He found Bissell seated in one of the big chairs outside, and took the other. Both men rolled a cigarette and then Bissell spoke.
"I owe you a great deal, Larkin, for saving my daughter last night," he said with genuine emotion in his voice. "Under the circumstances I am sorry for what I did, and wish I had it to do over again."
"As for the first, I don't deserve much credit. Juliet really saved her own life by coming to us when I fired the warning shot. As to the sheep, it's too late to think about them now; we'll come to another reckoning in that matter later on. I'd hardly expect a horse-thief to do a trick like that."
Bissell's tanned face turned a deep mahogany hue under the sting of this remark, and his eyes lost the soft look they had held when he spoke of Juliet.
"I'm willing to pay yuh the money loss," he replied, still anxious to make amends.
"On guarantee, I suppose, that I don't try to bring the rest of my sheep north."
"Yes."
"That's impossible, as you might know."
"I allow you're right foolish, Mr. Larkin; better think it over."
"I did that last night when the sheep went into the river," said Bud dryly.
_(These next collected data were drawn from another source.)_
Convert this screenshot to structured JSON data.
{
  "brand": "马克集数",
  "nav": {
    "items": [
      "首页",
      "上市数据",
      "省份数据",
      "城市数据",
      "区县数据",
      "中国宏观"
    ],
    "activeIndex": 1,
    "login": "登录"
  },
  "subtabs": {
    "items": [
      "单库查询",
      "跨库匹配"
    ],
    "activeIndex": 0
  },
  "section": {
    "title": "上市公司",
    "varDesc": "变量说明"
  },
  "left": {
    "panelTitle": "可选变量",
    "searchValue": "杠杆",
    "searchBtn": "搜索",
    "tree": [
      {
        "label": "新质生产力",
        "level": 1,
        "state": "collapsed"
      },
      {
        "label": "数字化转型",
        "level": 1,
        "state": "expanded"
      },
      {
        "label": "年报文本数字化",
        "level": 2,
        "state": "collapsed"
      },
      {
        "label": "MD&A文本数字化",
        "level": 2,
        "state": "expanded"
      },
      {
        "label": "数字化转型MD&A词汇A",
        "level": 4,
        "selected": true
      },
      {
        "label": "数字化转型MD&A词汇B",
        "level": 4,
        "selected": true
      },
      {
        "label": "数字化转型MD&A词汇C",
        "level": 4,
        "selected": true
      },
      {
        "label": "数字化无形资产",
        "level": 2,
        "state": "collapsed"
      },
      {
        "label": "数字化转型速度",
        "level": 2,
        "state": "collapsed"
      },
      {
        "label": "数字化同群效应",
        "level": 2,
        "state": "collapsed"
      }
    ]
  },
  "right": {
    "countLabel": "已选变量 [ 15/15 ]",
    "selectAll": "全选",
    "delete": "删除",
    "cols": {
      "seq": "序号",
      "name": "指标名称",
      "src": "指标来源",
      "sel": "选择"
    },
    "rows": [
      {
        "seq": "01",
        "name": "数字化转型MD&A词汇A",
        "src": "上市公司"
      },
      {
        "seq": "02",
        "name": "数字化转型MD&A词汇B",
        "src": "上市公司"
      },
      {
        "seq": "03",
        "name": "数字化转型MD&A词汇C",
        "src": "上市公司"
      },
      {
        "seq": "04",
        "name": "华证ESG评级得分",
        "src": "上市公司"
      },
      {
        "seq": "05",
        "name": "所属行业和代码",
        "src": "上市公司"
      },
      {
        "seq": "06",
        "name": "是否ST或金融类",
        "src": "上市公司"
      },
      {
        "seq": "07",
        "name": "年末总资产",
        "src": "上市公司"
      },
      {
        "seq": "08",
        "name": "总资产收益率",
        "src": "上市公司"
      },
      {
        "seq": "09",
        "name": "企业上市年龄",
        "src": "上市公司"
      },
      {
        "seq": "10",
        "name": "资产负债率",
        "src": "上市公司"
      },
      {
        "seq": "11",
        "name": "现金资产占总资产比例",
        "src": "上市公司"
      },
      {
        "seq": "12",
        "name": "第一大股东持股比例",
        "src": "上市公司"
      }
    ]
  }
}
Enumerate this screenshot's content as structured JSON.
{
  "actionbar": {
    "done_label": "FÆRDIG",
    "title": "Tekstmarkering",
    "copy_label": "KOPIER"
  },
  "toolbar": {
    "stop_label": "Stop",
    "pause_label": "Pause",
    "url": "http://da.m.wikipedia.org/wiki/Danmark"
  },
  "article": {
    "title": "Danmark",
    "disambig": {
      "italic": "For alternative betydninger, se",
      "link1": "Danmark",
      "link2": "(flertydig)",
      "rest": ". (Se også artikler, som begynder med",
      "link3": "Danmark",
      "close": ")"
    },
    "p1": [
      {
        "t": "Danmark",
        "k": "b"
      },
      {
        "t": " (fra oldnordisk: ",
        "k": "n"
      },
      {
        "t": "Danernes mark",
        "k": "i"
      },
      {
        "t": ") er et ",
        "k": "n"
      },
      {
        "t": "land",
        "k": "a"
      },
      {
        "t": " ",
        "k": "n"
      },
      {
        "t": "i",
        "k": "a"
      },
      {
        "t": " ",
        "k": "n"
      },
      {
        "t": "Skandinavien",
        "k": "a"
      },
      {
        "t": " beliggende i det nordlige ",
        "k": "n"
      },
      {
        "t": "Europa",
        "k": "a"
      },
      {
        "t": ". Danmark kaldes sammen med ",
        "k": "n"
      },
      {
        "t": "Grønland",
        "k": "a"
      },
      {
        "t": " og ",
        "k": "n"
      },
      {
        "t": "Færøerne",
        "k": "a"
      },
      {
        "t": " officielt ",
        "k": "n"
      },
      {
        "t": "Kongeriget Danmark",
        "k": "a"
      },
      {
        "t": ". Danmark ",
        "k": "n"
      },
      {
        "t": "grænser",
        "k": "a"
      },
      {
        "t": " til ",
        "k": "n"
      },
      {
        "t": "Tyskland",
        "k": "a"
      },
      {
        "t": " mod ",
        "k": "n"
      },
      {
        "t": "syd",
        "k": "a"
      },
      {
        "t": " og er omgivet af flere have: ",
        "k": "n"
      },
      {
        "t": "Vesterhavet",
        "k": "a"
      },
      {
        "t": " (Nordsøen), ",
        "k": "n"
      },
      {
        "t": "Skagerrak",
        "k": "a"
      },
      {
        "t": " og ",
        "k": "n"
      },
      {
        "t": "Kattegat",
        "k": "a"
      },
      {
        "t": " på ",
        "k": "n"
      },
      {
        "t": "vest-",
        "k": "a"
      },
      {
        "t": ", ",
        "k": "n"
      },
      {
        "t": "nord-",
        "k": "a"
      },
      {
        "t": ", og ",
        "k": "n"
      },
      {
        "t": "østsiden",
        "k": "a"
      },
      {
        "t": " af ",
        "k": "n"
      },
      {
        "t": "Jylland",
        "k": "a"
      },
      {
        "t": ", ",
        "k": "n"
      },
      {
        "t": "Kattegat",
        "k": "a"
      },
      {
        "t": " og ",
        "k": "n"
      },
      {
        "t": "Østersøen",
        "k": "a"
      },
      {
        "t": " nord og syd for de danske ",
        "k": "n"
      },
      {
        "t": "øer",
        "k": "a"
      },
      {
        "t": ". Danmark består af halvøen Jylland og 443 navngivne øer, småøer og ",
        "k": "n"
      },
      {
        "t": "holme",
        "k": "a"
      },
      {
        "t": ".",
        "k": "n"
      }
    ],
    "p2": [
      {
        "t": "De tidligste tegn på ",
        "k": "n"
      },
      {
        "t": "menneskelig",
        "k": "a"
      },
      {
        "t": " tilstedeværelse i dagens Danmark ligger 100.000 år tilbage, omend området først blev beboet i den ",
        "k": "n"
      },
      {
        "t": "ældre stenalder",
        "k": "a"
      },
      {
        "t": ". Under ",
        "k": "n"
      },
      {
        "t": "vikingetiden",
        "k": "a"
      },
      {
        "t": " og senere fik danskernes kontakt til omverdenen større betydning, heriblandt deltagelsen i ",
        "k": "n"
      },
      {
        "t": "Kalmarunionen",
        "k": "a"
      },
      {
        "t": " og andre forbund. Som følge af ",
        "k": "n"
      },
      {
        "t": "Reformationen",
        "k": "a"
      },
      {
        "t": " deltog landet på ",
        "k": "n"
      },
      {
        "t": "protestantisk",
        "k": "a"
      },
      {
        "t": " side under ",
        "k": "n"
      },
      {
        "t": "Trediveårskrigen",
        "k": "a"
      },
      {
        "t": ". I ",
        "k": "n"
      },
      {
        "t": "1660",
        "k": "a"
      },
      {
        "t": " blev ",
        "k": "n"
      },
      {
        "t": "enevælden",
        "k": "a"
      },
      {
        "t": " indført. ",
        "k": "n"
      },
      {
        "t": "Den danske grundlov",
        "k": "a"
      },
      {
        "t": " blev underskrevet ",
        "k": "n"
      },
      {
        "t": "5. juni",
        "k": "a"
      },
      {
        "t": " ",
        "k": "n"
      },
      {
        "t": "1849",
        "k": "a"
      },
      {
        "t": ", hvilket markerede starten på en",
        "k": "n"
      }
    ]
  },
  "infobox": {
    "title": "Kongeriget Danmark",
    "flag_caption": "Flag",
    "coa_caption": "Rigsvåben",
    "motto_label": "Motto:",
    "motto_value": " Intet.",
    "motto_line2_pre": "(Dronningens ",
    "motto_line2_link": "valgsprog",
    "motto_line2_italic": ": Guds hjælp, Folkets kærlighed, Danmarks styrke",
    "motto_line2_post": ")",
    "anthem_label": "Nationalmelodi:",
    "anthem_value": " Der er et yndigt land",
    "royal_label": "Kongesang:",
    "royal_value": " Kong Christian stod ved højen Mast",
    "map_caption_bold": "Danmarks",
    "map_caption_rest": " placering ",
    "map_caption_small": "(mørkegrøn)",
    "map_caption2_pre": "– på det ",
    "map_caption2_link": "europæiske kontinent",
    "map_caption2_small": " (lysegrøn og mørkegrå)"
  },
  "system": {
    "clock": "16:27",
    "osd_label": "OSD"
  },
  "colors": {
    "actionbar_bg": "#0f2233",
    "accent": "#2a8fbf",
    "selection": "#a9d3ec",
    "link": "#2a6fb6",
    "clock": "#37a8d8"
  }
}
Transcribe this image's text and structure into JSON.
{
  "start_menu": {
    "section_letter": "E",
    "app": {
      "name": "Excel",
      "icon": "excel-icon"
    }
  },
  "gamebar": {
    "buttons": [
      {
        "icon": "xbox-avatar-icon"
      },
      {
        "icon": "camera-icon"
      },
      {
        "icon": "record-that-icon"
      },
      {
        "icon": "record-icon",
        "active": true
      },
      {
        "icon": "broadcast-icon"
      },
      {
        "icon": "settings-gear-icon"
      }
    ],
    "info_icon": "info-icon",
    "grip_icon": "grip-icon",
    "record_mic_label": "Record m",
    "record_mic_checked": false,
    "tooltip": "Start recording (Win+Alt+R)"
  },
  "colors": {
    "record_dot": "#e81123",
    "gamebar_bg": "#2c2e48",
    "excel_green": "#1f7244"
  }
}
"I suppose so, but a night's sleep sometimes changes a man's mind."
"Not mine. The first night I was here I told you that I would bring my sheep north, and I still intend to do it. I am always willing to meet a man half-way; but you wouldn't meet me. Instead of that you started in to ruin me. I have no objection to that, but you'd better take care that your schemes don't work two ways."
Bissell shrugged his shoulders. He still had the upper-hand of the situation, and his temper, in that case, was not hard to control.
"I allow I can look out for myself," he said.
"No doubt, but you had better look out for me," was the retort.
"I reckon I'll manage," remarked Bissell contemptuously. "But all this isn't what I wanted to ask you. I'd be some pleased if you'd tell me about them rustlers you were with."
"Why do you want to know about them?" countered Bud.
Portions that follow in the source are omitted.